Albanese and Chalmers face two intersecting tasks – surviving the election and showing the economic model on which they have bet their futures actually works. The jury is out.
Economist Steven Hamilton, commenting on Chalmers’ essay at the time, said it contained “no clear proposition, no coherent framework for thinking about the world, no tangible plan for action”.
Yet Chalmers has followed through on many of the ideas he outlined – pursuing dividends in the transition to clean energy, backing more secure and well-paid jobs, creating new industries, empowering workers, supporting the care economy, championing gender equality, redesigning markets, renovating the institutions from the Reserve Bank to the Productivity Commission, co-investment plans in industry, housing and energy, and given the budgetary problems, recruiting super funds and business as “active participants in shaping a better society”.
It is time to ask: was this too many ideas lacking a singular economic strategy for a more competitive and productive Australia?
The upshot has been a country that costs more to run, that is burdened with more bureaucracy and state intervention, that staggers from an unreformed tax system, a less flexible IR system, pursues a highly dubious industry policy and is pledged to subsidies and ideological regulation in managing a faltering energy transition.
Responding to the national accounts, Chalmers rejected the startling assessment offered by Murphy, admitted the economy is “very weak”, but said inflation was falling, the tax cuts were beneficial and that there was growth in real incomes. He said the government was pledged to “attract and incentivise” private sector investment.
Chalmers signalled there would be more cost-of-living relief before the election.
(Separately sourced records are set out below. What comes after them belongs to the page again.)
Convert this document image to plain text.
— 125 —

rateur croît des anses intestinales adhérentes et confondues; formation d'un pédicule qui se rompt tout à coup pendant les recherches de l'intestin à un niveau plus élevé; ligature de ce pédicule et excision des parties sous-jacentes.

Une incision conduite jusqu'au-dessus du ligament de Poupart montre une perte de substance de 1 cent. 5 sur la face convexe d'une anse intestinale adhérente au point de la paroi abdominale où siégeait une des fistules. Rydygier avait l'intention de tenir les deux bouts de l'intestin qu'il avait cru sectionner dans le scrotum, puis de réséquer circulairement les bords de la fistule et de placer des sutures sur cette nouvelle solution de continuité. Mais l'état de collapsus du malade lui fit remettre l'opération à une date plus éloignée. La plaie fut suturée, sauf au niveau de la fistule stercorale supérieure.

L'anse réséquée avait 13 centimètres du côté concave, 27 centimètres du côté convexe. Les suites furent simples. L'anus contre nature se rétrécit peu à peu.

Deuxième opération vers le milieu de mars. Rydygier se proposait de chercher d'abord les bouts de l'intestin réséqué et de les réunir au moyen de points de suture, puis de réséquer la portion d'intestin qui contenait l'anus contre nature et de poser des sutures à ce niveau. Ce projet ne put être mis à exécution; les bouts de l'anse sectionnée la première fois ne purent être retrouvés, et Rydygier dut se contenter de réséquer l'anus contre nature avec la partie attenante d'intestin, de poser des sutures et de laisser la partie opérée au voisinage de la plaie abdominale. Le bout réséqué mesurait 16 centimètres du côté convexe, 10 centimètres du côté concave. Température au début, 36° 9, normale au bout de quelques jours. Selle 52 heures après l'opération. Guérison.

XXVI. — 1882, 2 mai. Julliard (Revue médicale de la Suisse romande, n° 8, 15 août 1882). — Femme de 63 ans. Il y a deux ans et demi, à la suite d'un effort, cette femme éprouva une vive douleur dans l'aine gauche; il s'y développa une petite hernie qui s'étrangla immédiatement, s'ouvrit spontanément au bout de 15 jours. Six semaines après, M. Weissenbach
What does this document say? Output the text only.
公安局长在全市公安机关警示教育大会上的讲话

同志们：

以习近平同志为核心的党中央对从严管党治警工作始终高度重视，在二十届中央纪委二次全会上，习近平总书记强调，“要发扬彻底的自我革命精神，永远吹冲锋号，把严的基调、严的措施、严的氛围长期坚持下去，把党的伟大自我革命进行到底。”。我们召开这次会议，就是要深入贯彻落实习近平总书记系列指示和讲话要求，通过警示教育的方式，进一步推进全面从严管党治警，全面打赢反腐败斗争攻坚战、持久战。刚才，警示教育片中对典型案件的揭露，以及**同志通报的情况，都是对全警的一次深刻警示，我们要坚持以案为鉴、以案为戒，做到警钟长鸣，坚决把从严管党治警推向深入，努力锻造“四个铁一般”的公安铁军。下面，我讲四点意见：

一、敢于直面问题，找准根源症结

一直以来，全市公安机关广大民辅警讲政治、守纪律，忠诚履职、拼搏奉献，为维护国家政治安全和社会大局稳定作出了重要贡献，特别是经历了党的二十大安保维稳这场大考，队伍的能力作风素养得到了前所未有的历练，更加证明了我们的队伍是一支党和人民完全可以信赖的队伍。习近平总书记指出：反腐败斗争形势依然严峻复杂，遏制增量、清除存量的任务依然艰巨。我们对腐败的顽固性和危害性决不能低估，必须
At the same time, Albanese intends to enshrine a policy of universal childcare as an election centrepiece – despite its substantial cost, its marginal impact on female workforce participation and the inequality inherent in the model as assessed by the Productivity Commission. This looks like a doubling down on Labor’s existing policy direction – more of the same.
This week’s economic figures suggest that at the election, because Labor cannot argue that living standards have risen, Albanese and Chalmers will resort to the proposition that things would be worse under the Coalition. It reveals the weakness of their position – but it still may do the trick.